= Mathematics Anxiety Rating Scale =

Rating scale for assessing math anxiety

The Mathematics Anxiety Rating Scale (MARS) is a rating scale used to diagnose mathematical anxiety and test the effectiveness of different math anxiety treatment approaches. It is available in several different lengths, and for different age groups. MARS and its subtest R-MARS are considered to be the educational standard for measuring math anxiety.

== Original scale ==
The original Mathematics Anxiety Rating Scale was introduced in 1972 by Frank Richardson and Richard Suinn. It focuses on identifying anxiety surrounding the manipulation of numbers, and use of mathematical concepts. Its original intended use was for treatment and research of math anxiety, development of an anxiety hierarchy in desensitization treatments.

The MARS is rating scale composed of brief descriptions of situations that might lead to different levels of anxiety in clients. Clients are asked to rate the situations on a likert-scale of 1 to 5. Answers of 1 represent a client might feel "not at all anxious" while a 5 indicates a feeling of "very much" anxious. There are 98-items in total, with diverse kinds of situations included. The range of questions allows the rating scale to be used in a wide variety of clients, students and non-students alike.

A total math anxiety score is found by adding together the values of each answer in the rating scale. A high score value represents high levels of math anxiety.

The MARS identifies six distinct factors of math anxiety: General Evaluation Anxiety, Everyday Numerical Anxiety, Passive Observation Anxiety, Performance Anxiety, Mathematics-Test Anxiety, and Problem Solving Anxiety.

General Evaluation Anxiety

General Evaluation Anxiety on the MARS revolves around apprehension over the completion of math related tasks. These include explicit references to taking math assessments and completing homework, along with reading math textbooks, preparing for assessments, and listening to lectures. This reflects evaluation in its most broad form, and may include skills not specific to math.

Everyday Numerical Anxiety

Everyday Numerical Anxiety speaks to an experience of math anxiety caused by performing basic arithmetic to execute daily financial affairs (ex: budgeting).

Passive Observation Anxiety

Passive Observation Anxiety is associated with watching, waiting, and listening while others act. These kind of conditions can support feelings of distance from a particular learning task, which then heightens the feelings of anxiety.

Performance Anxiety

Performance Anxiety is concerned with being observed by others while performing basic arithmetic.

Mathematics-Test Anxiety

Mathematics-Test Anxiety references anxiety specifically around mathematics assessments.

Problem Solving Anxiety

Problem Solving Anxiety deals with anxiety around several types of problem solving contexts and processes (ie: Algebra, Fractions, etc).

The overlapping nature of these factors strengthen the idea that math anxiety is a multi-dimensional issue.

== Psychometric data ==
In their initial publications, Richardson and Suinn presented the normative data, including a mean score of 215.38 with a standard deviation of 65.29, collected from 397 college students at a large state university in Missouri.

For test-retest reliability, the Pearson product-moment correlation coefficient was used and a score of 0.85 was calculated.
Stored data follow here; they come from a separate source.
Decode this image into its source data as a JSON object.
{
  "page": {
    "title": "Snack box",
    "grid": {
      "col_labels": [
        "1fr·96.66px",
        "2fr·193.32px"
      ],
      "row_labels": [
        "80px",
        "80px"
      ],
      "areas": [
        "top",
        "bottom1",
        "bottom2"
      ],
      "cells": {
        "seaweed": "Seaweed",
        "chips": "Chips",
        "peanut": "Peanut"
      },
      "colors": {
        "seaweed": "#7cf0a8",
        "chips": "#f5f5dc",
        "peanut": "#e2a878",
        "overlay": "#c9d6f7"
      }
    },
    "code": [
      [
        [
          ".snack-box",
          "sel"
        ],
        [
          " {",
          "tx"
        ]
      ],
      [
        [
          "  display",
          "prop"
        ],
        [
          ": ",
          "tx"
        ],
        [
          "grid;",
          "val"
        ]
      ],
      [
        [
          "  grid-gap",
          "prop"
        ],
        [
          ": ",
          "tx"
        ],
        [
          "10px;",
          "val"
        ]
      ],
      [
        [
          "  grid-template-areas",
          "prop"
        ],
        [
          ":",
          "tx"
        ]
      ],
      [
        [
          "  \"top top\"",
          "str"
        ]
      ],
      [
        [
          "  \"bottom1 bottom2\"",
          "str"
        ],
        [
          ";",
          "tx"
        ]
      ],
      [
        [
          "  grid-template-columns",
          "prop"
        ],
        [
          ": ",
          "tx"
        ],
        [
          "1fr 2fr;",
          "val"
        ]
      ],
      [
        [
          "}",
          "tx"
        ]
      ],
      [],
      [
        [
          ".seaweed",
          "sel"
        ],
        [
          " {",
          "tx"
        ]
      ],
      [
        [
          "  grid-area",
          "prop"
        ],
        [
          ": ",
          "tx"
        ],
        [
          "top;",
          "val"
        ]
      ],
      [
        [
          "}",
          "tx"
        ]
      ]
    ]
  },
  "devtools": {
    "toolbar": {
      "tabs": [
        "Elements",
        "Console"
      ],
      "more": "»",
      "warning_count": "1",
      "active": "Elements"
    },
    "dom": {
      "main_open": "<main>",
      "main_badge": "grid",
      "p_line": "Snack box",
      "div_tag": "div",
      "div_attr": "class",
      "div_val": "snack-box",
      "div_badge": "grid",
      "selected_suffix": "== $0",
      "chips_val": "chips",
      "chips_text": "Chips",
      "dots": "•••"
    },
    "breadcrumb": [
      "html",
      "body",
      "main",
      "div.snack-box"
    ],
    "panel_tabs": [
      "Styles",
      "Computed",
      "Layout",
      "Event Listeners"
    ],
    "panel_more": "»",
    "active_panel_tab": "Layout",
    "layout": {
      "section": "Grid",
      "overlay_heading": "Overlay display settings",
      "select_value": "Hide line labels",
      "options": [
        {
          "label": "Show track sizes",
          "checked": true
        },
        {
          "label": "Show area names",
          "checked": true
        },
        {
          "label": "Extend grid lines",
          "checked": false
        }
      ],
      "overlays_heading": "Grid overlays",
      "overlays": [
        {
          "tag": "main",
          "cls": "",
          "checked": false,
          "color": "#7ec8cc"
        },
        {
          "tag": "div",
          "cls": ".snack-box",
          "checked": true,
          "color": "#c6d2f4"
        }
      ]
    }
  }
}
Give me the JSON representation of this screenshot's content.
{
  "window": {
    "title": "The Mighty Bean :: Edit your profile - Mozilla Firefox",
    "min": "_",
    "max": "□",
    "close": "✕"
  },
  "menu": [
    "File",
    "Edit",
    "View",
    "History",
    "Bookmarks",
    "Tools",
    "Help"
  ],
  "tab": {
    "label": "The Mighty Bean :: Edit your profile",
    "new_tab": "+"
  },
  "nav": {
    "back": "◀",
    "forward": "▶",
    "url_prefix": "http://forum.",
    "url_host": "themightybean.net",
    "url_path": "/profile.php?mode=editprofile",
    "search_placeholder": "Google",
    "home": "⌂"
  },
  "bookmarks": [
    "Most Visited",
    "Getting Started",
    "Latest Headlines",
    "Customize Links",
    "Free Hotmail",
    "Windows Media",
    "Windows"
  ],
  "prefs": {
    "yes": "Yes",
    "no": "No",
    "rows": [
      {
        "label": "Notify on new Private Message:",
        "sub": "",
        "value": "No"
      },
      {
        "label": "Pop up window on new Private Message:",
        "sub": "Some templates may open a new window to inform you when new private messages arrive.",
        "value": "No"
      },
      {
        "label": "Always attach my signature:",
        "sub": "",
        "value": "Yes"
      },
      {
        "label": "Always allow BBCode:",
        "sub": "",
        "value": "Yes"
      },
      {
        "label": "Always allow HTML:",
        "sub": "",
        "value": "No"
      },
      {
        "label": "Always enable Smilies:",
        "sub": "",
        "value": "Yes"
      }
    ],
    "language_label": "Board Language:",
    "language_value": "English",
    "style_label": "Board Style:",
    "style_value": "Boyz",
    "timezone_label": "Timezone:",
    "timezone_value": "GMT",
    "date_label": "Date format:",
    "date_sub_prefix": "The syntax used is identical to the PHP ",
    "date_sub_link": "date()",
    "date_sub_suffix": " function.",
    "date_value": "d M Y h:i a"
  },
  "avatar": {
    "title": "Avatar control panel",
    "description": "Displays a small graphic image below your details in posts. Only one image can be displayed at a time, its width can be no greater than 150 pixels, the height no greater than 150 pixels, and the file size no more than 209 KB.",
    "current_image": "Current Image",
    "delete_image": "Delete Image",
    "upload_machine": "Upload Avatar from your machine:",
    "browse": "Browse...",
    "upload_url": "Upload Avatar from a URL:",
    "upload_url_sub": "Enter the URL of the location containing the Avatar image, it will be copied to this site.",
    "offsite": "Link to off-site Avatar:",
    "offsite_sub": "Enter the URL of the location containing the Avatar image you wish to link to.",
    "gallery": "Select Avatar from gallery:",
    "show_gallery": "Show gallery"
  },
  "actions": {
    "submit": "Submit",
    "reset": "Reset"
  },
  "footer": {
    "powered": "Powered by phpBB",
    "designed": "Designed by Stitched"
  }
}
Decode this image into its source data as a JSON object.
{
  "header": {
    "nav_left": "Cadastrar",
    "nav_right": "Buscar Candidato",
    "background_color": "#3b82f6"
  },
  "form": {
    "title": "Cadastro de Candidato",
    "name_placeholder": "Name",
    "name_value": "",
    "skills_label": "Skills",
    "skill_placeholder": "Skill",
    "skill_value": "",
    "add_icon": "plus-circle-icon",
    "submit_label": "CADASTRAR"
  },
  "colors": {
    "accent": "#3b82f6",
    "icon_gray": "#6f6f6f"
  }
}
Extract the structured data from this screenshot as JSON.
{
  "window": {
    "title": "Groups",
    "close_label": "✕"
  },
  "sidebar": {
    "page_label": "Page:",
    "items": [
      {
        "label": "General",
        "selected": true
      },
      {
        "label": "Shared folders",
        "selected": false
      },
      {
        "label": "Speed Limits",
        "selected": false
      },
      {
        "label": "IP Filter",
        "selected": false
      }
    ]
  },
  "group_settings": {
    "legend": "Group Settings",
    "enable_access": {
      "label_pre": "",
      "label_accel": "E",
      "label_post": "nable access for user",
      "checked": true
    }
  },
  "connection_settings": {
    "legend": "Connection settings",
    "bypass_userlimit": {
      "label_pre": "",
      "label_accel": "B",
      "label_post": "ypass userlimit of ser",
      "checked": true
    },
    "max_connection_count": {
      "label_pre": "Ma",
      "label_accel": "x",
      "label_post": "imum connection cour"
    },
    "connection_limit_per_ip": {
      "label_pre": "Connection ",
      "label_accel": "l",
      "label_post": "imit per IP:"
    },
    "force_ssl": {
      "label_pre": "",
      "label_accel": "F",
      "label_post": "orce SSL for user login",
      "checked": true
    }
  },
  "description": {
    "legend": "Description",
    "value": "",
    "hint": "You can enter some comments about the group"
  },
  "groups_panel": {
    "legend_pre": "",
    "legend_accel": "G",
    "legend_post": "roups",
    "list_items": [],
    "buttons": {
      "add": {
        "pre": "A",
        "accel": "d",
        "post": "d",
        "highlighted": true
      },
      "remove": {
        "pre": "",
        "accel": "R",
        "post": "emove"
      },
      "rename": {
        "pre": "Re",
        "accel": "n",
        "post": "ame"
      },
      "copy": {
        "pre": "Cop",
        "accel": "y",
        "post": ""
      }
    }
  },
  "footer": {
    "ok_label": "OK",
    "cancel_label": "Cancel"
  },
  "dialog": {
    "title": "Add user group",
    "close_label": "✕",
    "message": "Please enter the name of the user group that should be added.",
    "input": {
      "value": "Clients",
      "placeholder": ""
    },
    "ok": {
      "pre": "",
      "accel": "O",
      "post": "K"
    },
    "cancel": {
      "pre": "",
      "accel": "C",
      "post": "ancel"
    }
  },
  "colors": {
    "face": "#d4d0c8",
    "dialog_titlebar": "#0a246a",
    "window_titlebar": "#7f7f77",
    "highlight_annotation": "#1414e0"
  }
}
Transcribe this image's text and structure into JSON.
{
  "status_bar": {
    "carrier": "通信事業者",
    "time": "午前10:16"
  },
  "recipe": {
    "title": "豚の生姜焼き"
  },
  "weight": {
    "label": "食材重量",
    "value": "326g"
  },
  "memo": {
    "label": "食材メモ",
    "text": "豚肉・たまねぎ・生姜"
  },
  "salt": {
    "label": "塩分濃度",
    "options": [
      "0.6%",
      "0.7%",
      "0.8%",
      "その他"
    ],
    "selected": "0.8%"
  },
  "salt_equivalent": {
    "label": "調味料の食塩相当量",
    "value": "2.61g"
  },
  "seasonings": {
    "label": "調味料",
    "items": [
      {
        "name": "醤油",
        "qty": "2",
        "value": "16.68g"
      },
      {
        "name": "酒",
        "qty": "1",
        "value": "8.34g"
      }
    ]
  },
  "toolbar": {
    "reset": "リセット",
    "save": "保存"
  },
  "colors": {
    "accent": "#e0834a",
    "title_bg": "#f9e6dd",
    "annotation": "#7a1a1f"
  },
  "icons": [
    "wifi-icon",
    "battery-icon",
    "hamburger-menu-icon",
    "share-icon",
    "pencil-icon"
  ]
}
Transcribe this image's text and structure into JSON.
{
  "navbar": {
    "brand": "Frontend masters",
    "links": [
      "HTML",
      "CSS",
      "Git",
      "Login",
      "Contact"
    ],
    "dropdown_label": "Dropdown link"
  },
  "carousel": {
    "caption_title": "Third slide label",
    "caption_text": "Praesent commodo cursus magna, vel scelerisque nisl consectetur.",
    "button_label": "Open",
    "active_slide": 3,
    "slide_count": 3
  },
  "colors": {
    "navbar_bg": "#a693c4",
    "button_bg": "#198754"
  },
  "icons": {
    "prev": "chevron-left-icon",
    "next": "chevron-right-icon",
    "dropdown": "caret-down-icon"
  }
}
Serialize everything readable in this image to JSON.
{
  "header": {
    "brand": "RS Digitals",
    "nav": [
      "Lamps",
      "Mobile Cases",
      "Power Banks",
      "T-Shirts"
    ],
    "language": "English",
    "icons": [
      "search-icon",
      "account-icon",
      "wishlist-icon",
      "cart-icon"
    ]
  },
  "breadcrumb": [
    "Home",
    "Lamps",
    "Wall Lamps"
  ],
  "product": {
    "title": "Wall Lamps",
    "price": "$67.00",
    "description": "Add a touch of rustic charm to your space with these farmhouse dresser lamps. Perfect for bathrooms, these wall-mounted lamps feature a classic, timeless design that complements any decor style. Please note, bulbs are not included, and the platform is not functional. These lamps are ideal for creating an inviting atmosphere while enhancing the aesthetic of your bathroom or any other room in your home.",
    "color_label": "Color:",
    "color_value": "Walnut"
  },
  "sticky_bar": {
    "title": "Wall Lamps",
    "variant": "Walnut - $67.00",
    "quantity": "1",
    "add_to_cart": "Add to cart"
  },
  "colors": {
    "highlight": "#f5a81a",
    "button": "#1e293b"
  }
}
This is comparable to scores found on other contemporary anxiety tests. In terms of internal reliability, an internal consistency reliability coefficient was .97, which indicates the test itself is highly reliable and dominated by one homogenous factor. Several different studies were used to support the validity of the tool.

The Differential Aptitude Test, a 10-minute math test including simple to complex problems. Calculation between the MARS test and Differential Aptitude Test scores was −0.64 (p < .01), indicating that higher MARS scores relate to lower math test scores. Since high anxiety interferes with performance, and poor performance produces anxiety, this result provides evidence that the MARS does measure mathematics anxiety.

== Revised Mathematics Anxiety Rating Scale (R-MARS) ==
In 1989, an abbreviated version of the Math Anxiety Rating Scale was developed by Alexander Livingston and Carl Martray. The R-MARS reduces the original MARS down to 25 questions, while maintaining internal consistency. The R-MARS measures the amount of mathematics anxiety students typically experience. There are three sub-scales the assessment measures: Mathematics Test Anxiety, Numerical Task Anxiety, and Mathematics Course Anxiety.

== Mathematics Anxiety Rating Scale - Elementary Form (MARS-E) ==
In 1988, the 26 item Suinn Mathematics Anxiety Rating Scale, Elementary Form (MARS-E) was released. Like the MARS, the test is designed to assess the degree of anxiety testers may experience in given math situations. The test was designed for children from ages 10 through adolescence, rather than the adult populations the MARS was designed for. The MARS-E deals with two factors: mathematics test anxiety and mathematics performance evaluation anxiety.